Tutorials are not mandatory, but are highly recommended. Tutorials are active sessions to help you develop confidence in thinking about probabilistic situations in real time. In tutorial, you discuss and solve new examples with a little help from your classmates and your instructor. The recitation assignments will be based on the recitation and tutorial schedule form, within a few days. In recitation, your instructor elaborates on the theory, works through new examples with your participation, and answers your questions about them. Recitations meet on Tuesdays and Thursdays, and attendance is mandatory.
This lets you compare them with our solutions right away, rather then waiting a week until the graded homework comes back to you. This way, recitations and tutorials will be much more informative and meaningful. Read the assigned material, but at a minimum, make sure to review the transparencies handed out at lecture. By the weekend, make sure you have reviewed the material covered in the lectures of the preceding week. You are expected to attend.

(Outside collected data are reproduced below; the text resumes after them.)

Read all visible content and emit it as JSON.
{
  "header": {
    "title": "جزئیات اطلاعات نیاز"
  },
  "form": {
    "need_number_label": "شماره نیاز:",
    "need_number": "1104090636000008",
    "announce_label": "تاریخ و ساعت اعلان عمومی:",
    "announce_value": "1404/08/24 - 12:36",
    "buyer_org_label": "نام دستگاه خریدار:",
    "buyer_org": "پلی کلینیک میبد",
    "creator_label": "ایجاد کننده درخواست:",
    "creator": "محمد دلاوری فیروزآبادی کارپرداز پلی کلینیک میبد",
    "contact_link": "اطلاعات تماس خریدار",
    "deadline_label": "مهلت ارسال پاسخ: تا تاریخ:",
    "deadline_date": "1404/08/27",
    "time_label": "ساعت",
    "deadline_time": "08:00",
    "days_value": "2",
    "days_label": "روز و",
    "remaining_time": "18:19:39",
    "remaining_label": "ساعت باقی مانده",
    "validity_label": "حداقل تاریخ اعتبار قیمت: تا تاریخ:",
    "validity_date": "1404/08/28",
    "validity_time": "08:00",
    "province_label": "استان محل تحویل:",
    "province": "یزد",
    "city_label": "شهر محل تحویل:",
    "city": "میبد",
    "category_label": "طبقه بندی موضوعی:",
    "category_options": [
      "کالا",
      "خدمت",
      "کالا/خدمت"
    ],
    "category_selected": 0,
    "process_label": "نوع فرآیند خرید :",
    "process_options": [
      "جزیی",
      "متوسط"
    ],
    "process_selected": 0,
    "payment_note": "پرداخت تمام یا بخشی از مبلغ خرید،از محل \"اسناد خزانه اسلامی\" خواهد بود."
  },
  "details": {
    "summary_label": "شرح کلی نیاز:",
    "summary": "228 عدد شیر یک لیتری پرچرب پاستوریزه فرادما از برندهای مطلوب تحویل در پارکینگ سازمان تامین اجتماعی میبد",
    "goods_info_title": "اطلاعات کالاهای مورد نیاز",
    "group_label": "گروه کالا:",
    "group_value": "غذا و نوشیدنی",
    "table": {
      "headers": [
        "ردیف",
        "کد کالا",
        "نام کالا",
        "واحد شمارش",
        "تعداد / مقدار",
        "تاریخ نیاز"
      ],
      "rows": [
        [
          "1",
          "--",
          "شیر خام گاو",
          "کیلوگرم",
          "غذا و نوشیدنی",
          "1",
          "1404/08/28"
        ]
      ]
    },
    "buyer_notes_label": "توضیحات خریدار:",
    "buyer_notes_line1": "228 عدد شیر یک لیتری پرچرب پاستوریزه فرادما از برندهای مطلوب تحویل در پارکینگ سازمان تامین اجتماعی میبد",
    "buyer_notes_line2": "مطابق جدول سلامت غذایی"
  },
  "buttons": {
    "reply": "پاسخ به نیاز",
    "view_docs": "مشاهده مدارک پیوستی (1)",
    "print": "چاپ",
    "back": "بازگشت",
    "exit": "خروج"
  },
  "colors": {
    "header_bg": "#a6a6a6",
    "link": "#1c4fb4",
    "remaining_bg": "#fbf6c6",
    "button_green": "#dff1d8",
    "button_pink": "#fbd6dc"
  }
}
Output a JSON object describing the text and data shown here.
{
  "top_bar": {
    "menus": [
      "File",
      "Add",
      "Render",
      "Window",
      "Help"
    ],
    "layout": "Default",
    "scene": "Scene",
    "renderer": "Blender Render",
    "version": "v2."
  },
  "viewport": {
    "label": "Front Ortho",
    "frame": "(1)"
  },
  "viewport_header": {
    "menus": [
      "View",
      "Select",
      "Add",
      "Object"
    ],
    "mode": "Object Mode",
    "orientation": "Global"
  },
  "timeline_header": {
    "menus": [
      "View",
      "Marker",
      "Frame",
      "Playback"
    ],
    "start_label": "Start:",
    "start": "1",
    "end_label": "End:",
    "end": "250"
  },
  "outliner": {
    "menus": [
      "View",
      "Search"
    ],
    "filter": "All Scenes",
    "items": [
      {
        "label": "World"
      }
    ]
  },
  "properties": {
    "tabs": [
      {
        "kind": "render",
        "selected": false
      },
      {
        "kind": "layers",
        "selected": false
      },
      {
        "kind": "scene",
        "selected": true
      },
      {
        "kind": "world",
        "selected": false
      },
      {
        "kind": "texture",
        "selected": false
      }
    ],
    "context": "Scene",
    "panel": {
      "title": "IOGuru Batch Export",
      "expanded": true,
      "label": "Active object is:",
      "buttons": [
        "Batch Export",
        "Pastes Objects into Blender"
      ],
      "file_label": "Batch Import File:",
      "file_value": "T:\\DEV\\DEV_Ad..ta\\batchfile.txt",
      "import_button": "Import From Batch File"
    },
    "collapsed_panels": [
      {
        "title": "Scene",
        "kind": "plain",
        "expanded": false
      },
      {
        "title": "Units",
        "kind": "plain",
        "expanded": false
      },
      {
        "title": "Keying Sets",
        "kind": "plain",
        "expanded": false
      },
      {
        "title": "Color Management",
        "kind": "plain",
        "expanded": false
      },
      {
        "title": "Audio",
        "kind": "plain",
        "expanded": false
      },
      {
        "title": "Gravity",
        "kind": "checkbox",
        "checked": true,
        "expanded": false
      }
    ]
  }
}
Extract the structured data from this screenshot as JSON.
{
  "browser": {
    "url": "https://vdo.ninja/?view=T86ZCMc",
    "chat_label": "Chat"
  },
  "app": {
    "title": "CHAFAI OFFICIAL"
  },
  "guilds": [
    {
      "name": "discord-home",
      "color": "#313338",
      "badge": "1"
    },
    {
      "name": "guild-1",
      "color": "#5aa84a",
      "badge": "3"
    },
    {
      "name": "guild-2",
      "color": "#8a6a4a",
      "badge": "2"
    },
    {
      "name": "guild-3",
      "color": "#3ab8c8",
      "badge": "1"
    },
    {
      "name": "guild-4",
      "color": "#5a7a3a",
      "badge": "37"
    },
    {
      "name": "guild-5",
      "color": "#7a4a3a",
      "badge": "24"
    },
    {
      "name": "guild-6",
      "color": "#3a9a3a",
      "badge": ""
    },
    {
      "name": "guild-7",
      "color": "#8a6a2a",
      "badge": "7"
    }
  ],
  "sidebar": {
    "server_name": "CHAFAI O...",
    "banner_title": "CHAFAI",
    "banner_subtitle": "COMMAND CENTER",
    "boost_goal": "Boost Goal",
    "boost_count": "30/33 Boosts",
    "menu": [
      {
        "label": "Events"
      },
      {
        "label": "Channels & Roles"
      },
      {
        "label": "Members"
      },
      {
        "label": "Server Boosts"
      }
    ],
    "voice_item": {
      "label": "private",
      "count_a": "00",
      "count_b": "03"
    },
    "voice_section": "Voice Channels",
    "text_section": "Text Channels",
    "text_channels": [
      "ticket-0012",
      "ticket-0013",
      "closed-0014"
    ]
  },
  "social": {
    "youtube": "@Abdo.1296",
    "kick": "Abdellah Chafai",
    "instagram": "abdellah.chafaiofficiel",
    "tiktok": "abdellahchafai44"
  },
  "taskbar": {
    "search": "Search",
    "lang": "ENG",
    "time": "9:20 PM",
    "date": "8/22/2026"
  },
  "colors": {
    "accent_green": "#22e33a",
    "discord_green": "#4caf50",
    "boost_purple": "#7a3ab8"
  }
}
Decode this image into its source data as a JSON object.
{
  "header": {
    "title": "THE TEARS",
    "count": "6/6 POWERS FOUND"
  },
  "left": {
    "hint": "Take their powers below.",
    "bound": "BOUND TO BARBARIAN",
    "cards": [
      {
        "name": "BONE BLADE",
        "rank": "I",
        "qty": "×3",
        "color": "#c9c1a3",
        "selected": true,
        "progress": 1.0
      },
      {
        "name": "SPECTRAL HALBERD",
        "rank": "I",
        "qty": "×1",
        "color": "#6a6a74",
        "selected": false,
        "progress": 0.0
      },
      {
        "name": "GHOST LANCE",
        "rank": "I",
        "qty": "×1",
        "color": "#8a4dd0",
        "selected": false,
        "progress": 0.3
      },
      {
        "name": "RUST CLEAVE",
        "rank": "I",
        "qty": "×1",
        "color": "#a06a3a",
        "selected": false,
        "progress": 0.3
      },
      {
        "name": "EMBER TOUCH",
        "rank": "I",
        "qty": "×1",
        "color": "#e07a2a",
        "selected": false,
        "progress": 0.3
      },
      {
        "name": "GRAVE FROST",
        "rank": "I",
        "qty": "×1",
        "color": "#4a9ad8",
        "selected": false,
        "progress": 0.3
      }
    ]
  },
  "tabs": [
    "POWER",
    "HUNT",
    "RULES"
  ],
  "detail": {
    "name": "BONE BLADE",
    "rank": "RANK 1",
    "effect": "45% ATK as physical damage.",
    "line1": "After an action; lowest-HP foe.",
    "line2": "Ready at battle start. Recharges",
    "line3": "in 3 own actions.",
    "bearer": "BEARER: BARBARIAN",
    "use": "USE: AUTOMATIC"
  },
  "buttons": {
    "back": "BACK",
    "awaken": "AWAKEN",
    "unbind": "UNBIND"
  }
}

They have an overview character, but also include some derivations and motivating applications. Lectures serve to introduce new concepts. The lectures and recitations each meet twice a week. Students intending to take the undergraduate version of the course need to sign up for 6.041, while those intending to take the undergraduate version of the course need to sign up for 6.041, while those intending to take the undergraduate version of the course need to sign up for 6.041, while those intending to take the undergraduate version of the course need to sign up for 6.041, while those intending to take the graduate version should sign up for 6.431, which includes full participation in 6.041, together with some additional homework problems, additional topics, and possibly different quiz and exam questions. The prerequisite for 6.041 and 6.431 is 18.02, or a year of college level calculus for those with undergraduate degrees from other universities. A list of topics covered in the course is available in the calendar section. This section contains detailed information about the course components.